Près de quatre décennies plus tard, Paterson, maintenant avec son partenaire permanent Michael Rendall à ses côtés, continue de répondre à cette question. “Buddhist Hipsters”, le dix-huitième album studio de The Orb, est un album qui connaît ses racines mais n’est pas prisonnier de la nostalgie. Il commence par un rêve: un escalier mécanique descendant des nuages, des bouddhistes et des hipsters côte à côte, Roger Eno faisant signe d’en haut. Cette vision surréaliste devient réalité en dix morceaux qui emmènent l’auditeur dans un voyage de 77 minutes à travers des vallées dub, des cyclones drum and bass et de la house music qui flotte comme de la fumée à travers un intérieur de club illuminé.

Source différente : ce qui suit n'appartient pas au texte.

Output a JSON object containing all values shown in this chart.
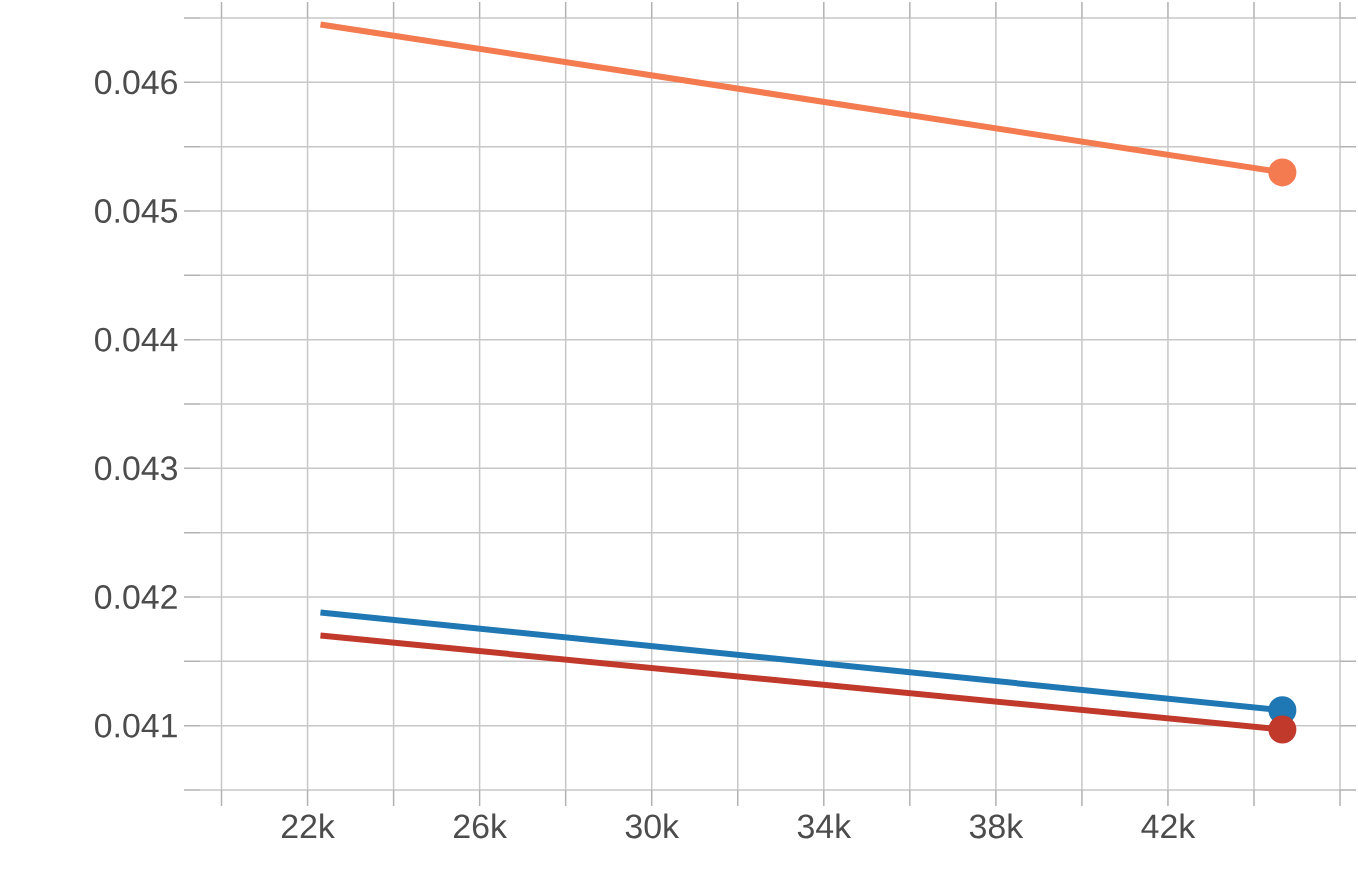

“Spontaneously Combust” s’ouvre avec la guitare reconnaissable de Steve Hillage, un vétéran qui figurait déjà sur “U.F.Orb”, et les synthés EMS vintage de Miquette Giraudy. C’est une déclaration: voici The Orb tel que vous le connaissez, mais avec de nouvelles astuces. Les voix inversées et cet ‘échantillon secret’ des caves du Book and Record Bar de West Norwood donnent au morceau une mystique ludique qui a toujours été la marque de fabrique de Paterson. Là où d’autres utilisent des samples pour une gratification instantanée, Paterson sait les transformer en nouveaux récits.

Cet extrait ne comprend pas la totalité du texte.